White House Press Secretary Robert
Gibbs has joined Defense Secretary Robert Gates and Admiral Mike
Mullen, the chairman of the Joint Chiefs of Staff, in warning that
failure to legislatively repeal “Don't Ask, Don't Tell” during the
lame-duck session would leave courts to decide the issue.
“Do this legislatively, which
provides an avenue with which to implement the policy,” Gibbs told
reporters on Monday. “A court doing this is not likely to provide
the Pentagon and others with
a pathway for doing this.” (The video is embedded in the right
panel of this page.)
Gates repeated a similar warning on
Sunday: “If this law is going to change, it's better to be changed
by legislation rather than have it struck down by the courts.”
Also on Sunday, Mullen echoed a similar
sentiment: “The courts are very active on this. And my concern is
that at some point in time the courts could change this law and in
that not give us the right amount of time to implement it.”
A federal appeals court in California
will consider a lower court's ruling that declared unconstitutional
the law that bans gay and bisexual troops from serving openly. The
court
also reinstated the policy after U.S.
District Judge Virginia Phillips ordered the government to stop
its enforcement.
The Senate's Democratic leadership has
pledged to vote on a defense bill that includes language that would
repeal the law after the Thanksgiving break.
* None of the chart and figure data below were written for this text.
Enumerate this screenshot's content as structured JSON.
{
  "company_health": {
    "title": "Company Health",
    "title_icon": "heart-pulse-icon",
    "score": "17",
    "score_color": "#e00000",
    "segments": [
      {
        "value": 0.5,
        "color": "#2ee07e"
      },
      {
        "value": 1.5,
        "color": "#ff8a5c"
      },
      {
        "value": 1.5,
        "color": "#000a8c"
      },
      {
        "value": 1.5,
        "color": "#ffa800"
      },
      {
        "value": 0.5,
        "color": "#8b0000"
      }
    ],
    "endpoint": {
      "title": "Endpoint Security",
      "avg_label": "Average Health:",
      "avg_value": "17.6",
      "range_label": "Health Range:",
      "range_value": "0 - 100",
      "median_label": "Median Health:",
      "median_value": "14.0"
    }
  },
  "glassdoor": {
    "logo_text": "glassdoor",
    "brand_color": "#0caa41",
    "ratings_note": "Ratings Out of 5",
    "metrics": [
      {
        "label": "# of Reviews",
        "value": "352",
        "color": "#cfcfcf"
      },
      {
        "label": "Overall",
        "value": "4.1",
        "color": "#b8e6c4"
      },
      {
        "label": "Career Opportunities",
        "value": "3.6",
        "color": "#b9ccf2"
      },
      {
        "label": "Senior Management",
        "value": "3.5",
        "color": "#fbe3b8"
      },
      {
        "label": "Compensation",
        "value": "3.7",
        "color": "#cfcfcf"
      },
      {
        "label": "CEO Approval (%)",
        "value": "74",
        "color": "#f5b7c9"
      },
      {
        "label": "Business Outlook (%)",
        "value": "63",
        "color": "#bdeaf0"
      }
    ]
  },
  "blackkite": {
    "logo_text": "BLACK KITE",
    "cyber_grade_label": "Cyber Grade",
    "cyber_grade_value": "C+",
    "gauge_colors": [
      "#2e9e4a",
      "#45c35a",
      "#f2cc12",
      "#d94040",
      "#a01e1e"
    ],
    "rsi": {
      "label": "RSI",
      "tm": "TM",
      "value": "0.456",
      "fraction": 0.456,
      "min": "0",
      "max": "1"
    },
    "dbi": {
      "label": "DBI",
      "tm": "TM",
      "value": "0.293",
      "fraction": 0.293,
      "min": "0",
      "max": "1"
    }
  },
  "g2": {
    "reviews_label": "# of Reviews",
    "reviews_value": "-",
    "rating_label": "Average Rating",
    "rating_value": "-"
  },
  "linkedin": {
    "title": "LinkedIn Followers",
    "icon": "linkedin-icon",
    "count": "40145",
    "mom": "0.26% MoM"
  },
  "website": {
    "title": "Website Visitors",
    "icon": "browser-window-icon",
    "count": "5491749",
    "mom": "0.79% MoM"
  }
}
Hearings to consider a
Pentagon report on how to implement repeal have also been scheduled.
According to the Washington Post,
the report, which
is to be released a day earlier than previously announced, is
expected to show a majority of service members are okay with serving
and living alongside openly gay troops.
Repeal backers are optimistic that the
report will convince undecided senators to vote for repeal.